Acquired conditions that can lead to secondary hypogonadism include:
- Hypopituitarism (This condition may result from an adenoma, infiltrative disease, infection, injury, radiation therapy or surgery that affects your pituitary gland.).
- Hyperprolactinemia.
- Iron overload (hemochromatosis).
- Brain or head injury.
- Cushing’s syndrome.
- Cirrhosis of the liver.
- Kidney failure.
- HIV/AIDS.
- Alcohol use disorder.
- Poorly managed diabetes.
- Obesity.
- Obstructive sleep apnea.
- Certain medications, including estrogens, psychoactive drugs, metoclopramide, opioids, leuprolide, goserelin, triptorelin and newer androgen biosynthesis inhibitors for prostate cancer.

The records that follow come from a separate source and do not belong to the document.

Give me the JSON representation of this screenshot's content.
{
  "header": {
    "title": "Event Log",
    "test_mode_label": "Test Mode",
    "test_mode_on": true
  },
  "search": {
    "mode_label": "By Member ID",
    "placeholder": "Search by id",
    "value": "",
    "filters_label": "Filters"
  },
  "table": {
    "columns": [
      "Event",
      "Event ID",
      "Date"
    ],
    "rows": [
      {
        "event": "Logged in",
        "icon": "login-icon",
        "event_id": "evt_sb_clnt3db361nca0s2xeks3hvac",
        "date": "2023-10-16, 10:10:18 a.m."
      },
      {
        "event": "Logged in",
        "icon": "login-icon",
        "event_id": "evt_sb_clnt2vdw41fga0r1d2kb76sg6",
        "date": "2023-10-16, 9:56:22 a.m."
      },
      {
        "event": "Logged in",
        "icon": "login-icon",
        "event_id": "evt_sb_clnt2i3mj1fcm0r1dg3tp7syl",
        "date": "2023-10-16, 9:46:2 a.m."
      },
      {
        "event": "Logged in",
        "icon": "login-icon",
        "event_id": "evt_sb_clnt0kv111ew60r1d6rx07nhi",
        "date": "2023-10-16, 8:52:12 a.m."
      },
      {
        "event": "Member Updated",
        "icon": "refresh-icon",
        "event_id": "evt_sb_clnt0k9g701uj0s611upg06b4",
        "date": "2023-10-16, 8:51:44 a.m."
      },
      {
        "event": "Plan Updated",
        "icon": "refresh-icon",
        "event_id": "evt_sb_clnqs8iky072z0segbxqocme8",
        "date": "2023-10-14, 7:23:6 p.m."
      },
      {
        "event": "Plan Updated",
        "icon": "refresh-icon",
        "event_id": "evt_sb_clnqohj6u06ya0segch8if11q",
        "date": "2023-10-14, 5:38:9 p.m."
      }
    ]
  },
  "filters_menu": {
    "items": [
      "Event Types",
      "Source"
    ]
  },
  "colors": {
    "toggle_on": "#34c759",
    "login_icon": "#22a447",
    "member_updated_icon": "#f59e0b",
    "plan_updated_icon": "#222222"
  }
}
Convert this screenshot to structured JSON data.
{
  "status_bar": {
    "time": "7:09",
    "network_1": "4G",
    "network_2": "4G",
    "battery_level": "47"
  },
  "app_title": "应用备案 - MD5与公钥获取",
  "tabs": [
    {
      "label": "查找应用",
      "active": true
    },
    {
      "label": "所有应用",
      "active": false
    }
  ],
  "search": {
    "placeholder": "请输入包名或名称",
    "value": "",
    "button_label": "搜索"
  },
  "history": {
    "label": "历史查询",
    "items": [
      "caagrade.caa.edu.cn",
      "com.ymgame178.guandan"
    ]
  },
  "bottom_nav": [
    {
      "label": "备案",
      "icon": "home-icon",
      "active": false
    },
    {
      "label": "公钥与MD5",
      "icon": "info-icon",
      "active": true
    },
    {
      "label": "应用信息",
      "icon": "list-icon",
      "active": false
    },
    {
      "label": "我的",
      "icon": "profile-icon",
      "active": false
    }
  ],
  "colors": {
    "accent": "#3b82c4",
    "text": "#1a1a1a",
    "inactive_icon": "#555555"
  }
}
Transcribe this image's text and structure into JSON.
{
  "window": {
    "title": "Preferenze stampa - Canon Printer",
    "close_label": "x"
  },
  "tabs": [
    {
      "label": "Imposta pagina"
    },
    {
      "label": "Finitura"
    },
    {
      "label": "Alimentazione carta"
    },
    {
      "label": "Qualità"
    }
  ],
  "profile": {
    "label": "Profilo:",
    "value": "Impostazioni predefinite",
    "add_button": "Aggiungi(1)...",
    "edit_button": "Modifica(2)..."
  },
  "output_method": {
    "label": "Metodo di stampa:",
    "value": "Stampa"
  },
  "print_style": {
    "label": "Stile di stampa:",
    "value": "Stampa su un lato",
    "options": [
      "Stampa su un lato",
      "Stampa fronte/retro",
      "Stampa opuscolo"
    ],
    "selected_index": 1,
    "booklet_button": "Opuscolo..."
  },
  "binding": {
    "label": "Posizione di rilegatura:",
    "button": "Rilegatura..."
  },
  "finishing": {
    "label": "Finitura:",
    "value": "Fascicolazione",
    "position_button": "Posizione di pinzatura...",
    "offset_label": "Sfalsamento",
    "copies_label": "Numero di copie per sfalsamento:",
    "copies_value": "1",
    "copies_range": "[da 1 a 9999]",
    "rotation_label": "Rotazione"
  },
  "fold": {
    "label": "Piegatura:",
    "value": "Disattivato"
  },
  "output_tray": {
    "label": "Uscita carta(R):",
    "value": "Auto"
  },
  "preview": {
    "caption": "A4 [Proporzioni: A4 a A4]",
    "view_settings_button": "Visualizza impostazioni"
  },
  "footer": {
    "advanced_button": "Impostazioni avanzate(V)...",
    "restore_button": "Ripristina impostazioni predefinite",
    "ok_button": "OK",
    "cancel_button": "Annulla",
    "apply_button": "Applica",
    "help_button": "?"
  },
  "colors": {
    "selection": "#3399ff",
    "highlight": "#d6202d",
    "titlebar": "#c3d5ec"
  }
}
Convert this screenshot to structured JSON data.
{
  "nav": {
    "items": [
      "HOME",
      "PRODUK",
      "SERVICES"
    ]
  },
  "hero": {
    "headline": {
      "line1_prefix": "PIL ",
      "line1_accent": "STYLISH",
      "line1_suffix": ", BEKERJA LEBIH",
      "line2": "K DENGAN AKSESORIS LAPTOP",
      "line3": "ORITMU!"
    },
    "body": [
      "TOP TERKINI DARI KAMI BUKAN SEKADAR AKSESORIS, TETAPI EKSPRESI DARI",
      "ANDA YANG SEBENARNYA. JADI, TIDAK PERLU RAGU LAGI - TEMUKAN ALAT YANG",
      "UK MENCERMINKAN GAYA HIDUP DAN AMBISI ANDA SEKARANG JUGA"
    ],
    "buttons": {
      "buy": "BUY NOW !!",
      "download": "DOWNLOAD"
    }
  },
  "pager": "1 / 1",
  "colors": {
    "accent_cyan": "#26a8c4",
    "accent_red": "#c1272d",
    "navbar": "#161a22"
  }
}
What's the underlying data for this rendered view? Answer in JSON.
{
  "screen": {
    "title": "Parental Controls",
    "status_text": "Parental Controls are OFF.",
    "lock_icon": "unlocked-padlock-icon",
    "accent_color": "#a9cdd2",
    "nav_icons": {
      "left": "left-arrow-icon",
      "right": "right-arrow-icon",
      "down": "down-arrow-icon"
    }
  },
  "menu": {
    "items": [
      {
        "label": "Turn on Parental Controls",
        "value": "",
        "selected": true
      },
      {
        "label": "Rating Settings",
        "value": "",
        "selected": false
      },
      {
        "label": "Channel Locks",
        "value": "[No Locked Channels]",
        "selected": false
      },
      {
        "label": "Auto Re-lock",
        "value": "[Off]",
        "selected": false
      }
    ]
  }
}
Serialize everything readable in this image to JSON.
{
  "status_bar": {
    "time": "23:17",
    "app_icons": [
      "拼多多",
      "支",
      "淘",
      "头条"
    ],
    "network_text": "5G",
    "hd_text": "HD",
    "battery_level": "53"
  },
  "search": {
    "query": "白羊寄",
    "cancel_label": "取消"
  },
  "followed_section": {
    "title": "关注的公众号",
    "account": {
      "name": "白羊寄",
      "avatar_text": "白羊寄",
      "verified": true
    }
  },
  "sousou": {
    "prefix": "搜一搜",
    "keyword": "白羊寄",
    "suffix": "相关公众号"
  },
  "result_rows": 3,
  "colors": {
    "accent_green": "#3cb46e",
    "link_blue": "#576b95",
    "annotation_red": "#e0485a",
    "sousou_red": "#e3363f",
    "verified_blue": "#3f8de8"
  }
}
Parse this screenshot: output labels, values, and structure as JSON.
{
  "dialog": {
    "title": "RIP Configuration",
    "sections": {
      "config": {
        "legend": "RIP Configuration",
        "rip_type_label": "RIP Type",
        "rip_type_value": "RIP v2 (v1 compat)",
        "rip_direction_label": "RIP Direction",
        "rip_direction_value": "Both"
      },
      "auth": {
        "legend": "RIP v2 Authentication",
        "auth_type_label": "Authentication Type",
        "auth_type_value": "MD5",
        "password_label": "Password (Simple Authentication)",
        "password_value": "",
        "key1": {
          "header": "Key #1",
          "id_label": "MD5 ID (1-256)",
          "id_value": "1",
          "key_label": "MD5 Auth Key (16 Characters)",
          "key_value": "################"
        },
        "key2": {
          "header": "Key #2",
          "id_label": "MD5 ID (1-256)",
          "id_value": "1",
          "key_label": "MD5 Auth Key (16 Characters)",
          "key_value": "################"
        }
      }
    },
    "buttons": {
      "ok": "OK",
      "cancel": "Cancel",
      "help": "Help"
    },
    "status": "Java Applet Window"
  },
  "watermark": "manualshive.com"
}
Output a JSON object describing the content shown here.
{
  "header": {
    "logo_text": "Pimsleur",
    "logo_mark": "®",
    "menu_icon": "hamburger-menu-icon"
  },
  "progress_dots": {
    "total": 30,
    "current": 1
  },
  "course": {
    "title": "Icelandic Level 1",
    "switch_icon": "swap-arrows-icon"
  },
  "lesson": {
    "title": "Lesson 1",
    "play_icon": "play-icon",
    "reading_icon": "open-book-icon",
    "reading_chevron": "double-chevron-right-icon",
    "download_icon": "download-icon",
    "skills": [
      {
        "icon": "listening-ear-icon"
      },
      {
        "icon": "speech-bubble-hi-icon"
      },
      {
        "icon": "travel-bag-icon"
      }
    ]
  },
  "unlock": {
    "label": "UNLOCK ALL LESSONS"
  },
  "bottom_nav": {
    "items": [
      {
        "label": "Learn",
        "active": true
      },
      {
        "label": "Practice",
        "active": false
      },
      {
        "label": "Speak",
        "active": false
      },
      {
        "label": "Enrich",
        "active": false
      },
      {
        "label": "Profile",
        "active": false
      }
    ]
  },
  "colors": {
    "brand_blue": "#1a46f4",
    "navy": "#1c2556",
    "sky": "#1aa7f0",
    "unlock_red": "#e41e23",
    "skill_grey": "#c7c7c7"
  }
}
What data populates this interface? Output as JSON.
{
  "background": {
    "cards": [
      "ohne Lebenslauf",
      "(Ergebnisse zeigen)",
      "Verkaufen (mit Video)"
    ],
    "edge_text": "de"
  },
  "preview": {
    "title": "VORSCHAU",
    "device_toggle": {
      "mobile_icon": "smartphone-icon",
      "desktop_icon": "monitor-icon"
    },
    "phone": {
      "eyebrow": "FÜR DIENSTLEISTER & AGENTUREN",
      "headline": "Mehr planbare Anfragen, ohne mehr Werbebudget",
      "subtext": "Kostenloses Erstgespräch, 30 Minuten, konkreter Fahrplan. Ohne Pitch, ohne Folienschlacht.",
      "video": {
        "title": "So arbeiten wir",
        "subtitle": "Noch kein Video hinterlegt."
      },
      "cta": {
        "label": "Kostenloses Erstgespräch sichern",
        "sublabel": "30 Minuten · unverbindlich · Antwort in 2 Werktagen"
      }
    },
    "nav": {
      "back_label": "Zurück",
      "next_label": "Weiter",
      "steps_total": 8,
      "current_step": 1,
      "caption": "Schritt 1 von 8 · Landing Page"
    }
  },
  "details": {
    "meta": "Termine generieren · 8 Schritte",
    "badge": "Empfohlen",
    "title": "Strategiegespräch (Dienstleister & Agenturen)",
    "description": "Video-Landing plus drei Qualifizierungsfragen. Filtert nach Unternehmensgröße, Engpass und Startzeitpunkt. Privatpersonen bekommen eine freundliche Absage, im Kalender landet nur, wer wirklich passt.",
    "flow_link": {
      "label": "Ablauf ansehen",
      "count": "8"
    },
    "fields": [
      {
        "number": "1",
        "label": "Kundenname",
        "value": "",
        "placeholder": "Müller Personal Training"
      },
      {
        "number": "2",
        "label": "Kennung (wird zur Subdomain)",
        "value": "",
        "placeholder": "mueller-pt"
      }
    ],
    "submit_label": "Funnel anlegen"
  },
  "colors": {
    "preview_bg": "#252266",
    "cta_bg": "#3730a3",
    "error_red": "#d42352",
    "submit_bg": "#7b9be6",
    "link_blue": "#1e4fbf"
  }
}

Late-onset hypogonadism (LOH) is a type of secondary male hypogonadism that results from normal aging. As males age they have a deterioration of hypothalamic-pituitary function and Leydig cell function that decrease testosterone and/or sperm production.
LOH and low testosterone are more common in people AMAB who have Type 2 diabetes, overweight and/or obesity.
In one study, 30% of people AMAB who were overweight had low testosterone, compared to only 6% of those with weight in the normal range. In another study, 25% of people AMAB with Type 2 diabetes had low testosterone, compared to 13% of those without diabetes.
DIAGNOSIS AND TESTS
How is low testosterone diagnosed?
If you have signs and symptoms of low testosterone, a healthcare provider will perform a physical exam. They’ll also ask questions about your medical history, medications you take or have taken, smoking history and any symptoms you currently have. Blood tests may be ordered.
To make a diagnosis, a provider will consider your specific signs, symptoms and any blood test results.
What tests will be done to diagnose low testosterone?
The following tests can help confirm low testosterone and determine the cause:
- Total testosterone level blood test: This test usually requires two sample collections between 8 a.m. and 10 a.m., when testosterone levels should be at their highest. If you’re sick or have recently been sick, it’s important to tell your provider. Acute illness may cause a falsely low result.
- Luteinizing hormone (LH) blood test: This test can help determine if the cause of low testosterone is an issue with your pituitary gland.
- Prolactin blood test: High prolactin levels may be a sign of pituitary gland issues or tumors.
MANAGEMENT AND TREATMENT
How is low testosterone treated?
Healthcare providers treat low testosterone (male hypogonadism) with testosterone replacement therapy. Testosterone replacement therapy has several different forms, including:
- Testosterone skin gels: You apply the gel every day to clean, dry skin as directed. It’s important that you don’t transfer the gel to another person through skin-to-skin contact. Testosterone skin gels are one of the most common forms of treatment in the U.S.
- Intramuscular testosterone injections: You or a provider can administer the injections into a muscle every 1 to 2 weeks. Providers can administer long-acting testosterone by injection every 10 weeks. There are also subcutaneous injection options.
- Testosterone patches: You apply these patches every day to your skin as directed. You usually have to rotate their location to avoid skin reactions.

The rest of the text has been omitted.